VORWORT.
Die in dieser Schrift behandelte «Aufgabe» des Anlernens ist so alt
wie das organisierte Zusammenarbeiten selbst. Eine wissenschaftliche
Durchdringung des Fragenkomplexes findet man allerdings bis heute
eigentlich nur für die Heranbildung der jungen Generation durch Beeinflussung
und Unterricht in den Schulen. Diese Wissenszweige sind als
Pädagogik und Didaktik bekannt. Die folgende Abhandlung beschränkt
sich auf das Studium des psychologisch richtigen Anlernens und Einübens
im Wirtschaftsleben. Sie geht aus von in praktischen Betriebeh
erprobten Verfahren.
Sie soll kein Leitfaden oder Taschenbuch sein, nach dessen Weisungen
der Betriebsmann durch Anwendung objektiv ähnlich scheinender
Verfahren die Frage des Anlernens und Einübens in seinem Betrieb
lösen könnte. Die Materie ist zu lebendig, als daß die äußerliche, objektive
Gliederung der Aufgabe mehr als ein Skelett sein könnte. Bestenfalls
bildet sie eine Voraussetzung neben anderen mehr persönlicher
Natur, die ermöglicht, an die Kernfrage: «Die Beeinflussung des Lehrlings
und seiner psychischen Einstellung zur Arbeit» mit psychologisch
fundierten Auffassungen und Methoden herantreten zu können.
Die ersten Untersuchungen, die in der Folge behandelt werden, sind
in den Jahren 1915 und 1916 von Prof. Dr. J. Suter in der Schuhfabrik
Bally in Schönenwerd gemacht worden; die entsprechenden Akten haben
dem Unterzeichneten in freundlicher Weise zur Verfügung. gestanden.!)

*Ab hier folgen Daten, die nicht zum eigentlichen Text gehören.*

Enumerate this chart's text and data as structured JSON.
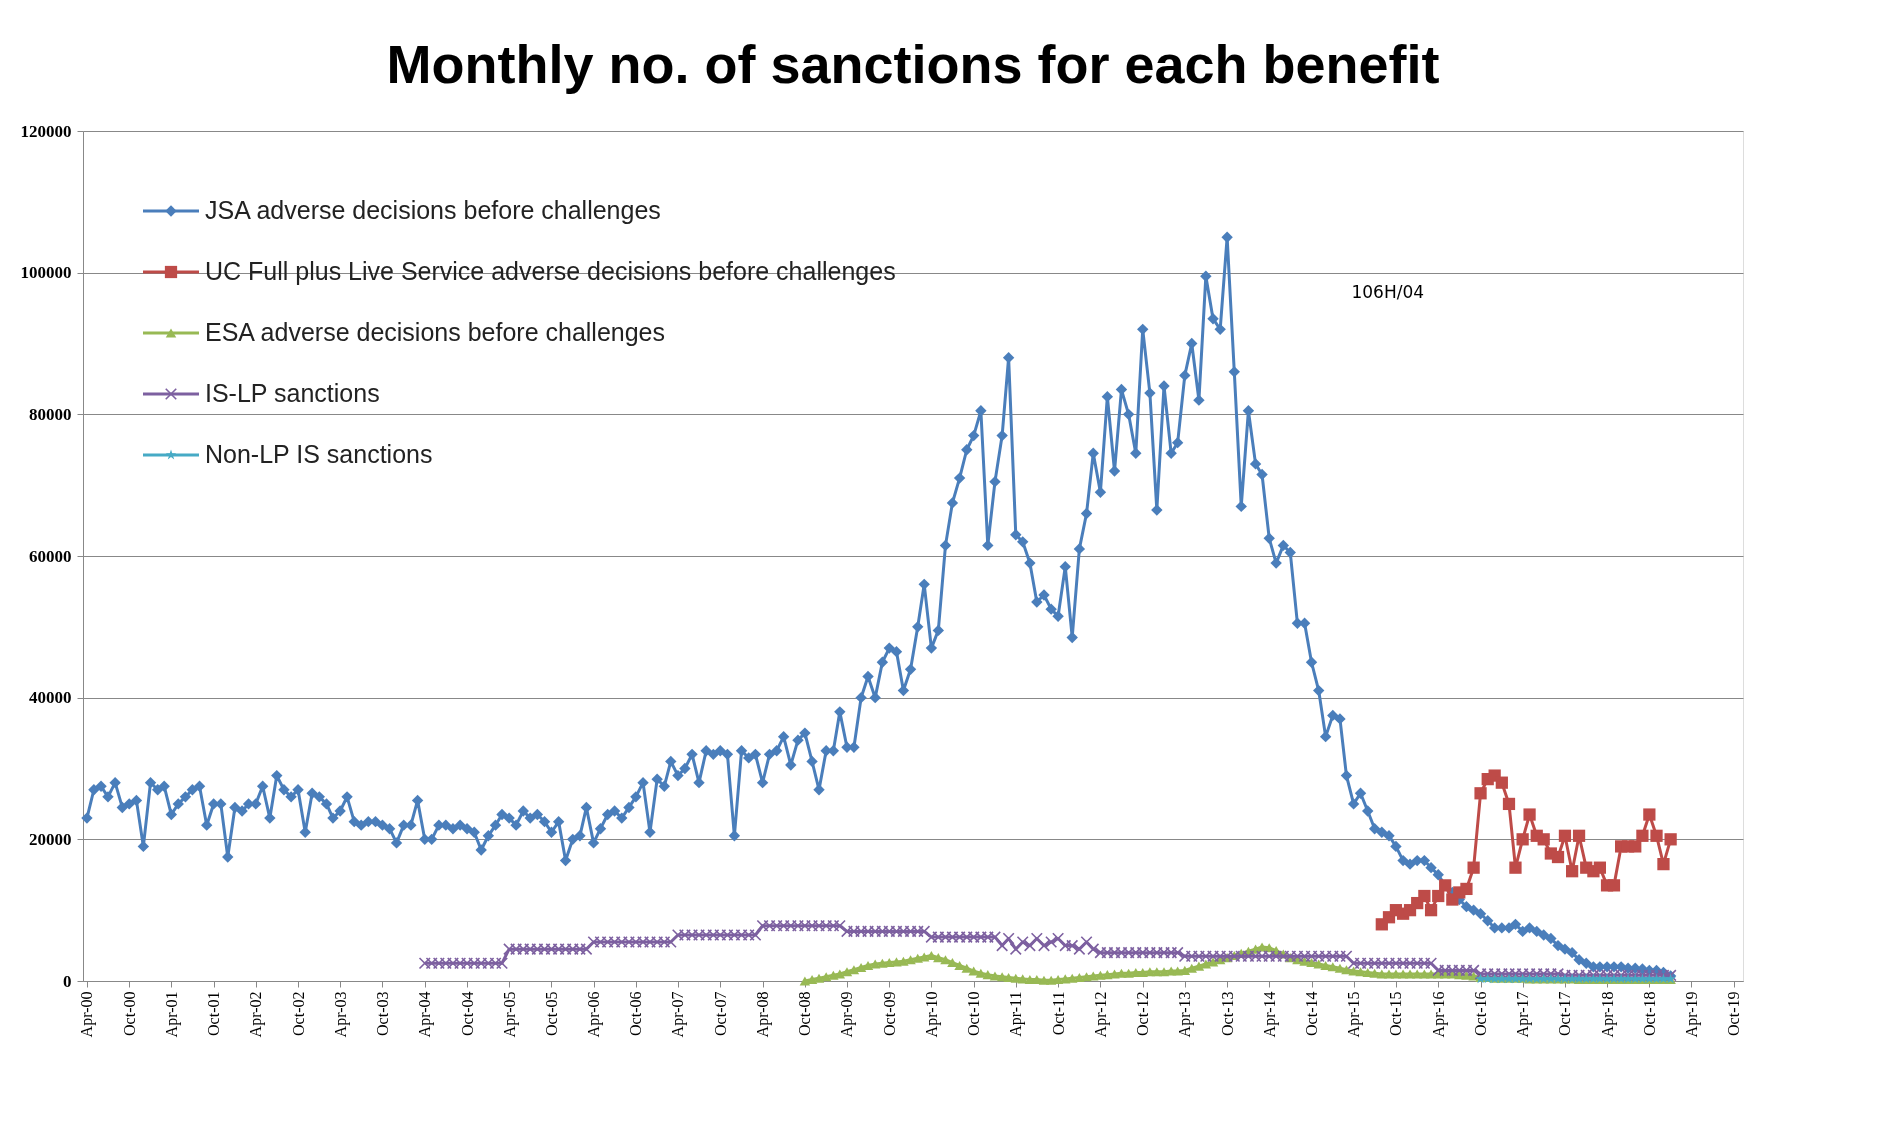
{
  "chart_data": {
    "type": "line",
    "title": "Monthly no. of sanctions for each benefit",
    "xlim": [
      "2000-03-15",
      "2019-11-10"
    ],
    "ylim": [
      0,
      120000
    ],
    "yticks": [
      0,
      20000,
      40000,
      60000,
      80000,
      100000,
      120000
    ],
    "xticks": [
      {
        "value": "2000-04",
        "label": "Apr-00"
      },
      {
        "value": "2000-10",
        "label": "Oct-00"
      },
      {
        "value": "2001-04",
        "label": "Apr-01"
      },
      {
        "value": "2001-10",
        "label": "Oct-01"
      },
      {
        "value": "2002-04",
        "label": "Apr-02"
      },
      {
        "value": "2002-10",
        "label": "Oct-02"
      },
      {
        "value": "2003-04",
        "label": "Apr-03"
      },
      {
        "value": "2003-10",
        "label": "Oct-03"
      },
      {
        "value": "2004-04",
        "label": "Apr-04"
      },
      {
        "value": "2004-10",
        "label": "Oct-04"
      },
      {
        "value": "2005-04",
        "label": "Apr-05"
      },
      {
        "value": "2005-10",
        "label": "Oct-05"
      },
      {
        "value": "2006-04",
        "label": "Apr-06"
      },
      {
        "value": "2006-10",
        "label": "Oct-06"
      },
      {
        "value": "2007-04",
        "label": "Apr-07"
      },
      {
        "value": "2007-10",
        "label": "Oct-07"
      },
      {
        "value": "2008-04",
        "label": "Apr-08"
      },
      {
        "value": "2008-10",
        "label": "Oct-08"
      },
      {
        "value": "2009-04",
        "label": "Apr-09"
      },
      {
        "value": "2009-10",
        "label": "Oct-09"
      },
      {
        "value": "2010-04",
        "label": "Apr-10"
      },
      {
        "value": "2010-10",
        "label": "Oct-10"
      },
      {
        "value": "2011-04",
        "label": "Apr-11"
      },
      {
        "value": "2011-10",
        "label": "Oct-11"
      },
      {
        "value": "2012-04",
        "label": "Apr-12"
      },
      {
        "value": "2012-10",
        "label": "Oct-12"
      },
      {
        "value": "2013-04",
        "label": "Apr-13"
      },
      {
        "value": "2013-10",
        "label": "Oct-13"
      },
      {
        "value": "2014-04",
        "label": "Apr-14"
      },
      {
        "value": "2014-10",
        "label": "Oct-14"
      },
      {
        "value": "2015-04",
        "label": "Apr-15"
      },
      {
        "value": "2015-10",
        "label": "Oct-15"
      },
      {
        "value": "2016-04",
        "label": "Apr-16"
      },
      {
        "value": "2016-10",
        "label": "Oct-16"
      },
      {
        "value": "2017-04",
        "label": "Apr-17"
      },
      {
        "value": "2017-10",
        "label": "Oct-17"
      },
      {
        "value": "2018-04",
        "label": "Apr-18"
      },
      {
        "value": "2018-10",
        "label": "Oct-18"
      },
      {
        "value": "2019-04",
        "label": "Apr-19"
      },
      {
        "value": "2019-10",
        "label": "Oct-19"
      }
    ],
    "grid": "y",
    "legend": "top left",
    "line_style": "solid",
    "annotations": [
      "106H/04"
    ],
    "series": [
      {
        "name": "JSA adverse decisions before challenges",
        "color": "#4a7ebb",
        "marker": "diamond",
        "x": [
          "2000-04",
          "2000-05",
          "2000-06",
          "2000-07",
          "2000-08",
          "2000-09",
          "2000-10",
          "2000-11",
          "2000-12",
          "2001-01",
          "2001-02",
          "2001-03",
          "2001-04",
          "2001-05",
          "2001-06",
          "2001-07",
          "2001-08",
          "2001-09",
          "2001-10",
          "2001-11",
          "2001-12",
          "2002-01",
          "2002-02",
          "2002-03",
          "2002-04",
          "2002-05",
          "2002-06",
          "2002-07",
          "2002-08",
          "2002-09",
          "2002-10",
          "2002-11",
          "2002-12",
          "2003-01",
          "2003-02",
          "2003-03",
          "2003-04",
          "2003-05",
          "2003-06",
          "2003-07",
          "2003-08",
          "2003-09",
          "2003-10",
          "2003-11",
          "2003-12",
          "2004-01",
          "2004-02",
          "2004-03",
          "2004-04",
          "2004-05",
          "2004-06",
          "2004-07",
          "2004-08",
          "2004-09",
          "2004-10",
          "2004-11",
          "2004-12",
          "2005-01",
          "2005-02",
          "2005-03",
          "2005-04",
          "2005-05",
          "2005-06",
          "2005-07",
          "2005-08",
          "2005-09",
          "2005-10",
          "2005-11",
          "2005-12",
          "2006-01",
          "2006-02",
          "2006-03",
          "2006-04",
          "2006-05",
          "2006-06",
          "2006-07",
          "2006-08",
          "2006-09",
          "2006-10",
          "2006-11",
          "2006-12",
          "2007-01",
          "2007-02",
          "2007-03",
          "2007-04",
          "2007-05",
          "2007-06",
          "2007-07",
          "2007-08",
          "2007-09",
          "2007-10",
          "2007-11",
          "2007-12",
          "2008-01",
          "2008-02",
          "2008-03",
          "2008-04",
          "2008-05",
          "2008-06",
          "2008-07",
          "2008-08",
          "2008-09",
          "2008-10",
          "2008-11",
          "2008-12",
          "2009-01",
          "2009-02",
          "2009-03",
          "2009-04",
          "2009-05",
          "2009-06",
          "2009-07",
          "2009-08",
          "2009-09",
          "2009-10",
          "2009-11",
          "2009-12",
          "2010-01",
          "2010-02",
          "2010-03",
          "2010-04",
          "2010-05",
          "2010-06",
          "2010-07",
          "2010-08",
          "2010-09",
          "2010-10",
          "2010-11",
          "2010-12",
          "2011-01",
          "2011-02",
          "2011-03",
          "2011-04",
          "2011-05",
          "2011-06",
          "2011-07",
          "2011-08",
          "2011-09",
          "2011-10",
          "2011-11",
          "2011-12",
          "2012-01",
          "2012-02",
          "2012-03",
          "2012-04",
          "2012-05",
          "2012-06",
          "2012-07",
          "2012-08",
          "2012-09",
          "2012-10",
          "2012-11",
          "2012-12",
          "2013-01",
          "2013-02",
          "2013-03",
          "2013-04",
          "2013-05",
          "2013-06",
          "2013-07",
          "2013-08",
          "2013-09",
          "2013-10",
          "2013-11",
          "2013-12",
          "2014-01",
          "2014-02",
          "2014-03",
          "2014-04",
          "2014-05",
          "2014-06",
          "2014-07",
          "2014-08",
          "2014-09",
          "2014-10",
          "2014-11",
          "2014-12",
          "2015-01",
          "2015-02",
          "2015-03",
          "2015-04",
          "2015-05",
          "2015-06",
          "2015-07",
          "2015-08",
          "2015-09",
          "2015-10",
          "2015-11",
          "2015-12",
          "2016-01",
          "2016-02",
          "2016-03",
          "2016-04",
          "2016-05",
          "2016-06",
          "2016-07",
          "2016-08",
          "2016-09",
          "2016-10",
          "2016-11",
          "2016-12",
          "2017-01",
          "2017-02",
          "2017-03",
          "2017-04",
          "2017-05",
          "2017-06",
          "2017-07",
          "2017-08",
          "2017-09",
          "2017-10",
          "2017-11",
          "2017-12",
          "2018-01",
          "2018-02",
          "2018-03",
          "2018-04",
          "2018-05",
          "2018-06",
          "2018-07",
          "2018-08",
          "2018-09",
          "2018-10",
          "2018-11",
          "2018-12",
          "2019-01"
        ],
        "values": [
          23000,
          27000,
          27500,
          26000,
          28000,
          24500,
          25000,
          25500,
          19000,
          28000,
          27000,
          27500,
          23500,
          25000,
          26000,
          27000,
          27500,
          22000,
          25000,
          25000,
          17500,
          24500,
          24000,
          25000,
          25000,
          27500,
          23000,
          29000,
          27000,
          26000,
          27000,
          21000,
          26500,
          26000,
          25000,
          23000,
          24000,
          26000,
          22500,
          22000,
          22500,
          22500,
          22000,
          21500,
          19500,
          22000,
          22000,
          25500,
          20000,
          20000,
          22000,
          22000,
          21500,
          22000,
          21500,
          21000,
          18500,
          20500,
          22000,
          23500,
          23000,
          22000,
          24000,
          23000,
          23500,
          22500,
          21000,
          22500,
          17000,
          20000,
          20500,
          24500,
          19500,
          21500,
          23500,
          24000,
          23000,
          24500,
          26000,
          28000,
          21000,
          28500,
          27500,
          31000,
          29000,
          30000,
          32000,
          28000,
          32500,
          32000,
          32500,
          32000,
          20500,
          32500,
          31500,
          32000,
          28000,
          32000,
          32500,
          34500,
          30500,
          34000,
          35000,
          31000,
          27000,
          32500,
          32500,
          38000,
          33000,
          33000,
          40000,
          43000,
          40000,
          45000,
          47000,
          46500,
          41000,
          44000,
          50000,
          56000,
          47000,
          49500,
          61500,
          67500,
          71000,
          75000,
          77000,
          80500,
          61500,
          70500,
          77000,
          88000,
          63000,
          62000,
          59000,
          53500,
          54500,
          52500,
          51500,
          58500,
          48500,
          61000,
          66000,
          74500,
          69000,
          82500,
          72000,
          83500,
          80000,
          74500,
          92000,
          83000,
          66500,
          84000,
          74500,
          76000,
          85500,
          90000,
          82000,
          99500,
          93500,
          92000,
          105000,
          86000,
          67000,
          80500,
          73000,
          71500,
          62500,
          59000,
          61500,
          60500,
          50500,
          50500,
          45000,
          41000,
          34500,
          37500,
          37000,
          29000,
          25000,
          26500,
          24000,
          21500,
          21000,
          20500,
          19000,
          17000,
          16500,
          17000,
          17000,
          16000,
          15000,
          13500,
          12500,
          11500,
          10500,
          10000,
          9500,
          8500,
          7500,
          7500,
          7500,
          8000,
          7000,
          7500,
          7000,
          6500,
          6000,
          5000,
          4500,
          4000,
          3000,
          2500,
          2000,
          2000,
          2000,
          2000,
          2000,
          1800,
          1800,
          1700,
          1500,
          1500,
          1200,
          700
        ]
      },
      {
        "name": "UC Full plus Live Service adverse decisions before challenges",
        "color": "#be4b48",
        "marker": "square",
        "x": [
          "2015-08",
          "2015-09",
          "2015-10",
          "2015-11",
          "2015-12",
          "2016-01",
          "2016-02",
          "2016-03",
          "2016-04",
          "2016-05",
          "2016-06",
          "2016-07",
          "2016-08",
          "2016-09",
          "2016-10",
          "2016-11",
          "2016-12",
          "2017-01",
          "2017-02",
          "2017-03",
          "2017-04",
          "2017-05",
          "2017-06",
          "2017-07",
          "2017-08",
          "2017-09",
          "2017-10",
          "2017-11",
          "2017-12",
          "2018-01",
          "2018-02",
          "2018-03",
          "2018-04",
          "2018-05",
          "2018-06",
          "2018-07",
          "2018-08",
          "2018-09",
          "2018-10",
          "2018-11",
          "2018-12",
          "2019-01"
        ],
        "values": [
          8000,
          9000,
          10000,
          9500,
          10000,
          11000,
          12000,
          10000,
          12000,
          13500,
          11500,
          12500,
          13000,
          16000,
          26500,
          28500,
          29000,
          28000,
          25000,
          16000,
          20000,
          23500,
          20500,
          20000,
          18000,
          17500,
          20500,
          15500,
          20500,
          16000,
          15500,
          16000,
          13500,
          13500,
          19000,
          19000,
          19000,
          20500,
          23500,
          20500,
          16500,
          20000
        ]
      },
      {
        "name": "ESA adverse decisions before challenges",
        "color": "#98b954",
        "marker": "triangle",
        "x": [
          "2008-10",
          "2008-11",
          "2008-12",
          "2009-01",
          "2009-02",
          "2009-03",
          "2009-04",
          "2009-05",
          "2009-06",
          "2009-07",
          "2009-08",
          "2009-09",
          "2009-10",
          "2009-11",
          "2009-12",
          "2010-01",
          "2010-02",
          "2010-03",
          "2010-04",
          "2010-05",
          "2010-06",
          "2010-07",
          "2010-08",
          "2010-09",
          "2010-10",
          "2010-11",
          "2010-12",
          "2011-01",
          "2011-02",
          "2011-03",
          "2011-04",
          "2011-05",
          "2011-06",
          "2011-07",
          "2011-08",
          "2011-09",
          "2011-10",
          "2011-11",
          "2011-12",
          "2012-01",
          "2012-02",
          "2012-03",
          "2012-04",
          "2012-05",
          "2012-06",
          "2012-07",
          "2012-08",
          "2012-09",
          "2012-10",
          "2012-11",
          "2012-12",
          "2013-01",
          "2013-02",
          "2013-03",
          "2013-04",
          "2013-05",
          "2013-06",
          "2013-07",
          "2013-08",
          "2013-09",
          "2013-10",
          "2013-11",
          "2013-12",
          "2014-01",
          "2014-02",
          "2014-03",
          "2014-04",
          "2014-05",
          "2014-06",
          "2014-07",
          "2014-08",
          "2014-09",
          "2014-10",
          "2014-11",
          "2014-12",
          "2015-01",
          "2015-02",
          "2015-03",
          "2015-04",
          "2015-05",
          "2015-06",
          "2015-07",
          "2015-08",
          "2015-09",
          "2015-10",
          "2015-11",
          "2015-12",
          "2016-01",
          "2016-02",
          "2016-03",
          "2016-04",
          "2016-05",
          "2016-06",
          "2016-07",
          "2016-08",
          "2016-09",
          "2016-10",
          "2016-11",
          "2016-12",
          "2017-01",
          "2017-02",
          "2017-03",
          "2017-04",
          "2017-05",
          "2017-06",
          "2017-07",
          "2017-08",
          "2017-09",
          "2017-10",
          "2017-11",
          "2017-12",
          "2018-01",
          "2018-02",
          "2018-03",
          "2018-04",
          "2018-05",
          "2018-06",
          "2018-07",
          "2018-08",
          "2018-09",
          "2018-10",
          "2018-11",
          "2018-12",
          "2019-01"
        ],
        "values": [
          0,
          200,
          400,
          600,
          800,
          1000,
          1300,
          1600,
          1900,
          2200,
          2400,
          2500,
          2600,
          2700,
          2800,
          3000,
          3200,
          3400,
          3600,
          3300,
          3000,
          2600,
          2200,
          1800,
          1400,
          1100,
          900,
          700,
          600,
          500,
          400,
          300,
          200,
          200,
          100,
          100,
          200,
          300,
          400,
          500,
          600,
          700,
          800,
          900,
          1000,
          1100,
          1100,
          1200,
          1200,
          1300,
          1300,
          1300,
          1400,
          1400,
          1500,
          1800,
          2100,
          2400,
          2700,
          3000,
          3300,
          3600,
          3900,
          4200,
          4500,
          4800,
          4700,
          4300,
          3800,
          3300,
          3000,
          2800,
          2600,
          2400,
          2200,
          2000,
          1800,
          1600,
          1400,
          1300,
          1200,
          1100,
          1000,
          1000,
          1000,
          1000,
          1000,
          1000,
          1000,
          1000,
          1000,
          1000,
          1000,
          900,
          800,
          700,
          500,
          500,
          400,
          400,
          400,
          400,
          400,
          300,
          300,
          300,
          300,
          300,
          300,
          300,
          200,
          200,
          200,
          200,
          200,
          200,
          200,
          200,
          200,
          200,
          200,
          200,
          200,
          200
        ]
      },
      {
        "name": "IS-LP sanctions",
        "color": "#7d60a0",
        "marker": "cross",
        "x": [
          "2004-04",
          "2004-05",
          "2004-06",
          "2004-07",
          "2004-08",
          "2004-09",
          "2004-10",
          "2004-11",
          "2004-12",
          "2005-01",
          "2005-02",
          "2005-03",
          "2005-04",
          "2005-05",
          "2005-06",
          "2005-07",
          "2005-08",
          "2005-09",
          "2005-10",
          "2005-11",
          "2005-12",
          "2006-01",
          "2006-02",
          "2006-03",
          "2006-04",
          "2006-05",
          "2006-06",
          "2006-07",
          "2006-08",
          "2006-09",
          "2006-10",
          "2006-11",
          "2006-12",
          "2007-01",
          "2007-02",
          "2007-03",
          "2007-04",
          "2007-05",
          "2007-06",
          "2007-07",
          "2007-08",
          "2007-09",
          "2007-10",
          "2007-11",
          "2007-12",
          "2008-01",
          "2008-02",
          "2008-03",
          "2008-04",
          "2008-05",
          "2008-06",
          "2008-07",
          "2008-08",
          "2008-09",
          "2008-10",
          "2008-11",
          "2008-12",
          "2009-01",
          "2009-02",
          "2009-03",
          "2009-04",
          "2009-05",
          "2009-06",
          "2009-07",
          "2009-08",
          "2009-09",
          "2009-10",
          "2009-11",
          "2009-12",
          "2010-01",
          "2010-02",
          "2010-03",
          "2010-04",
          "2010-05",
          "2010-06",
          "2010-07",
          "2010-08",
          "2010-09",
          "2010-10",
          "2010-11",
          "2010-12",
          "2011-01",
          "2011-02",
          "2011-03",
          "2011-04",
          "2011-05",
          "2011-06",
          "2011-07",
          "2011-08",
          "2011-09",
          "2011-10",
          "2011-11",
          "2011-12",
          "2012-01",
          "2012-02",
          "2012-03",
          "2012-04",
          "2012-05",
          "2012-06",
          "2012-07",
          "2012-08",
          "2012-09",
          "2012-10",
          "2012-11",
          "2012-12",
          "2013-01",
          "2013-02",
          "2013-03",
          "2013-04",
          "2013-05",
          "2013-06",
          "2013-07",
          "2013-08",
          "2013-09",
          "2013-10",
          "2013-11",
          "2013-12",
          "2014-01",
          "2014-02",
          "2014-03",
          "2014-04",
          "2014-05",
          "2014-06",
          "2014-07",
          "2014-08",
          "2014-09",
          "2014-10",
          "2014-11",
          "2014-12",
          "2015-01",
          "2015-02",
          "2015-03",
          "2015-04",
          "2015-05",
          "2015-06",
          "2015-07",
          "2015-08",
          "2015-09",
          "2015-10",
          "2015-11",
          "2015-12",
          "2016-01",
          "2016-02",
          "2016-03",
          "2016-04",
          "2016-05",
          "2016-06",
          "2016-07",
          "2016-08",
          "2016-09",
          "2016-10",
          "2016-11",
          "2016-12",
          "2017-01",
          "2017-02",
          "2017-03",
          "2017-04",
          "2017-05",
          "2017-06",
          "2017-07",
          "2017-08",
          "2017-09",
          "2017-10",
          "2017-11",
          "2017-12",
          "2018-01",
          "2018-02",
          "2018-03",
          "2018-04",
          "2018-05",
          "2018-06",
          "2018-07",
          "2018-08",
          "2018-09",
          "2018-10",
          "2018-11",
          "2018-12",
          "2019-01"
        ],
        "values": [
          2500,
          2500,
          2500,
          2500,
          2500,
          2500,
          2500,
          2500,
          2500,
          2500,
          2500,
          2500,
          4500,
          4500,
          4500,
          4500,
          4500,
          4500,
          4500,
          4500,
          4500,
          4500,
          4500,
          4500,
          5500,
          5500,
          5500,
          5500,
          5500,
          5500,
          5500,
          5500,
          5500,
          5500,
          5500,
          5500,
          6500,
          6500,
          6500,
          6500,
          6500,
          6500,
          6500,
          6500,
          6500,
          6500,
          6500,
          6500,
          7800,
          7800,
          7800,
          7800,
          7800,
          7800,
          7800,
          7800,
          7800,
          7800,
          7800,
          7800,
          7000,
          7000,
          7000,
          7000,
          7000,
          7000,
          7000,
          7000,
          7000,
          7000,
          7000,
          7000,
          6200,
          6200,
          6200,
          6200,
          6200,
          6200,
          6200,
          6200,
          6200,
          6200,
          5000,
          6000,
          4500,
          5500,
          5000,
          6000,
          5000,
          5500,
          6000,
          5000,
          5000,
          4500,
          5500,
          4500,
          4000,
          4000,
          4000,
          4000,
          4000,
          4000,
          4000,
          4000,
          4000,
          4000,
          4000,
          4000,
          3500,
          3500,
          3500,
          3500,
          3500,
          3500,
          3500,
          3500,
          3500,
          3500,
          3500,
          3500,
          3500,
          3500,
          3500,
          3500,
          3500,
          3500,
          3500,
          3500,
          3500,
          3500,
          3500,
          3500,
          2500,
          2500,
          2500,
          2500,
          2500,
          2500,
          2500,
          2500,
          2500,
          2500,
          2500,
          2500,
          1500,
          1500,
          1500,
          1500,
          1500,
          1500,
          1000,
          1000,
          1000,
          1000,
          1000,
          1000,
          1000,
          1000,
          1000,
          1000,
          1000,
          1000,
          800,
          800,
          800,
          800,
          800,
          800,
          800,
          800,
          800,
          800,
          800,
          800,
          800,
          800,
          800,
          800
        ]
      },
      {
        "name": "Non-LP IS sanctions",
        "color": "#46aac5",
        "marker": "star",
        "x": [
          "2016-10",
          "2016-11",
          "2016-12",
          "2017-01",
          "2017-02",
          "2017-03",
          "2017-04",
          "2017-05",
          "2017-06",
          "2017-07",
          "2017-08",
          "2017-09",
          "2017-10",
          "2017-11",
          "2017-12",
          "2018-01",
          "2018-02",
          "2018-03",
          "2018-04",
          "2018-05",
          "2018-06",
          "2018-07",
          "2018-08",
          "2018-09",
          "2018-10",
          "2018-11",
          "2018-12",
          "2019-01"
        ],
        "values": [
          300,
          300,
          300,
          300,
          300,
          300,
          300,
          300,
          300,
          300,
          300,
          300,
          300,
          300,
          300,
          300,
          300,
          300,
          300,
          300,
          300,
          300,
          300,
          300,
          300,
          300,
          300,
          300
        ]
      }
    ]
  }
}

Im II. und III. Kapitel werden Arbeiten bei den städtischen Straßenbahnen
Zürich und in der Firma Gebrüder Bühler in Uzwil besprochen,
die in ständigem Kontakt mit dem Psychotechnischen Institut in Zürich
im Jahre 1926 vom Autor selbst durchgeführt wurden.
Es ist mir ein rechtes Bedürfnis, an dieser Stelle Herrn Prof. Dr.
Suter meinen warmen Dank auszusprechen für die Ueberlassung der in
die vorliegende Schrift aufgenommenen Ergebnisse seiner Untersuchungen
in der Schuhfabrik Bally und für die vielen wertvollen Anregungen,
mit denen er mich jederzeit in meiner Arbeit unterstützt hat.
Der Verfasser.
1) Die im I. Kapitel unter Anführungszeichen wiedergegebenen Stellen sind direkte Zitate aus denselben.